If we had, for example, a 5% error rate due to noise from not having enough genomes, that would work out to around 1,400 inaccurate data points from the 28k from 23andme v4. I'm hoping that publishing this data again in 2021 stirs up a few more people to buy the 23andme kit and submit their data. I haven't given up on this project and all contributions will continue to be useful into the future.

Re: PSSD Genome Project [Megathread]

Posted: Sat Feb 06, 2021 5:01 pm
by DrugsAreBad
@Ghost

Are you sure you posted the raw data? I only see a Spreadsheet containing frequencies and a link to snpedia.
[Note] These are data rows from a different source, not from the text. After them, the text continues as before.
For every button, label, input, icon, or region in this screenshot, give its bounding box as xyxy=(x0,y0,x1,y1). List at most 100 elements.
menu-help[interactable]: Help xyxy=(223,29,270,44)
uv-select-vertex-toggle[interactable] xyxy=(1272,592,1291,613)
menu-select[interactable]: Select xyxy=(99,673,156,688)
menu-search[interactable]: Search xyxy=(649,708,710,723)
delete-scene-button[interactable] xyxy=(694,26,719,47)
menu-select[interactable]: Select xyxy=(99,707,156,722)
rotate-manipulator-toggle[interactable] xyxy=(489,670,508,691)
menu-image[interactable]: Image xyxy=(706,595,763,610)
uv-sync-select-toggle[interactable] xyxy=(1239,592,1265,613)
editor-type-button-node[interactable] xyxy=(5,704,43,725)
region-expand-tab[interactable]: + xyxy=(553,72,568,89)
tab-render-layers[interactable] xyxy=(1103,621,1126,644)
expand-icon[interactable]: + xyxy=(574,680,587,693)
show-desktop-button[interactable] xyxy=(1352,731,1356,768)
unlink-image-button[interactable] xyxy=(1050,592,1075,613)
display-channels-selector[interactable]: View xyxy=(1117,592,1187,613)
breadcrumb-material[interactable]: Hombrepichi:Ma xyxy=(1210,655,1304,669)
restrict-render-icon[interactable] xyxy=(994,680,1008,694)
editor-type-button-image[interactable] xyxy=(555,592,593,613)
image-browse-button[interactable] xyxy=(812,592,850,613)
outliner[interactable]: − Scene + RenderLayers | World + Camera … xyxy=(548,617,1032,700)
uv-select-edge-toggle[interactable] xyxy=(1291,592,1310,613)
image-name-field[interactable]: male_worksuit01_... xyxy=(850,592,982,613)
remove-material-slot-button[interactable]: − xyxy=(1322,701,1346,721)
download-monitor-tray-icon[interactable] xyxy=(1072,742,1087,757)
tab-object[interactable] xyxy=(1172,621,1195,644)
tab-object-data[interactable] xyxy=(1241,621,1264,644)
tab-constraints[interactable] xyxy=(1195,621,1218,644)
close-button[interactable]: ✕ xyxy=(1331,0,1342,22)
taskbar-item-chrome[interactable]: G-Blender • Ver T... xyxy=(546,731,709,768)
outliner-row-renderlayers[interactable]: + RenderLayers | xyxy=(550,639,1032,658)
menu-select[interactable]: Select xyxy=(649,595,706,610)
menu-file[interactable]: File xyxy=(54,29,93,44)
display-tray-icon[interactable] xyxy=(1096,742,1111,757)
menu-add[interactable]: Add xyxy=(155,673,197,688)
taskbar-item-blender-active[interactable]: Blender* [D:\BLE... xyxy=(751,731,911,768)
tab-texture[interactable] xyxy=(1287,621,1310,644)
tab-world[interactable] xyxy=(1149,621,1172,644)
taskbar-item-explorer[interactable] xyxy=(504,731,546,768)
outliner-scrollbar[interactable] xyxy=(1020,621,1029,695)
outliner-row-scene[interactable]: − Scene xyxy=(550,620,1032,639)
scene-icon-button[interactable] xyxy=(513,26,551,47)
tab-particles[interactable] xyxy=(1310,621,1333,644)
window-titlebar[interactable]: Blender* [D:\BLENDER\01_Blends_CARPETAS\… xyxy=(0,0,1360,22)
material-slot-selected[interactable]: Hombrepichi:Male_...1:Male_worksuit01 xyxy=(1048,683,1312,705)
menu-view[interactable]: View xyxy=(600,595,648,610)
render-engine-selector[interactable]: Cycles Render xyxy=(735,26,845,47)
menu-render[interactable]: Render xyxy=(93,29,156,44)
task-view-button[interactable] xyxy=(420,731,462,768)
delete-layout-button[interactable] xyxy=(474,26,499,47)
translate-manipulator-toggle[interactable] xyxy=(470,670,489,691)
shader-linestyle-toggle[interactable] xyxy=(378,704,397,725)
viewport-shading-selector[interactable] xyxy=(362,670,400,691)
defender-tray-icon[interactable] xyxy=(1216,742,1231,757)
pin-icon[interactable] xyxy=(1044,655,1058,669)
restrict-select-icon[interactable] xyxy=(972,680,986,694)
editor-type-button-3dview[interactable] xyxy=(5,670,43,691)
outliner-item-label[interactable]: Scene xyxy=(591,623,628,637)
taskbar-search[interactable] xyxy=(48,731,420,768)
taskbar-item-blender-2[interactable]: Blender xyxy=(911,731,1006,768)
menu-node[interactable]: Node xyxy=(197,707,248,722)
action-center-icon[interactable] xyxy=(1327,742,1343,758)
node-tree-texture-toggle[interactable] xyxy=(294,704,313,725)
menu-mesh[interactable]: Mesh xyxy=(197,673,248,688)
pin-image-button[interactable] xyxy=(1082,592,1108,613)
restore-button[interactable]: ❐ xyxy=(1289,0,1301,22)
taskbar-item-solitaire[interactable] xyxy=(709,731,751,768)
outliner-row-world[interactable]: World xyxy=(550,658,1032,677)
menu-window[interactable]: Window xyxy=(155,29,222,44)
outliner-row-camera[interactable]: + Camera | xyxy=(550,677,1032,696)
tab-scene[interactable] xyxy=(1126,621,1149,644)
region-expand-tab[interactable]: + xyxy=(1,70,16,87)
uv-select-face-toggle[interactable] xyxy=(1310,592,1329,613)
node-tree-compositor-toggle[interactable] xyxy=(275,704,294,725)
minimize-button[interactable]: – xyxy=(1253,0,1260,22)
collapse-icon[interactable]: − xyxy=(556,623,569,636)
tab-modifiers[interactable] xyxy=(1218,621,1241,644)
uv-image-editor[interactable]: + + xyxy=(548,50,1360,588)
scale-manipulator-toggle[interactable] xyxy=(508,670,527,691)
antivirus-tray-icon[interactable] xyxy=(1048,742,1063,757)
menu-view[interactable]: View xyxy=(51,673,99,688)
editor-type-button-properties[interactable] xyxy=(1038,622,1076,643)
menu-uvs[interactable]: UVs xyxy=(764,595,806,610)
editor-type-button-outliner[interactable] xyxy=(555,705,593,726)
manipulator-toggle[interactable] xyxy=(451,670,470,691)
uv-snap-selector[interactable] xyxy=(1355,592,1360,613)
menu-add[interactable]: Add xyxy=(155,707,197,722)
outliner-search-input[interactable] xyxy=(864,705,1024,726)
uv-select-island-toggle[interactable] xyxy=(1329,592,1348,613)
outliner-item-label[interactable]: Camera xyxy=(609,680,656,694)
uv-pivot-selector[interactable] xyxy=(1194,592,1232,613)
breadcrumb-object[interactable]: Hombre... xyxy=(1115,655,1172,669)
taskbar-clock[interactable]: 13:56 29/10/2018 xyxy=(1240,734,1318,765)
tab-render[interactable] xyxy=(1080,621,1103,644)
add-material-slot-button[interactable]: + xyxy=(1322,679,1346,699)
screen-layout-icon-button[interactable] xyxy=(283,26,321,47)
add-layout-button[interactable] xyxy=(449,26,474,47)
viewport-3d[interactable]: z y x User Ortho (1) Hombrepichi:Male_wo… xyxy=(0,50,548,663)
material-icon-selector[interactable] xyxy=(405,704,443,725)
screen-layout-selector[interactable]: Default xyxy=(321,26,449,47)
Re: PSSD Genome Project [Megathread]

Posted: Sun Feb 07, 2021 9:50 am
by PsychoGenesis
why is rs1042778 omitted??

Re: PSSD Genome Project [Megathread]

Posted: Sun Feb 07, 2021 4:59 pm
by Ghost
DrugsAreBad wrote: Sat Feb 06, 2021 5:01 pm @Ghost

Are you sure you posted the raw data? I only see a Spreadsheet containing frequencies and a link to snpedia.
I should clarify, I posted the raw data the program generated. Some time in the near furure I'm going to run it against the frequencies posted on the NCBI website.

RE rs1042778: I don't see it in the list of snps snpedia listed on the v4 chip, so I didn't grab the frequencies from the data. I can go back and grab it later if you'd like.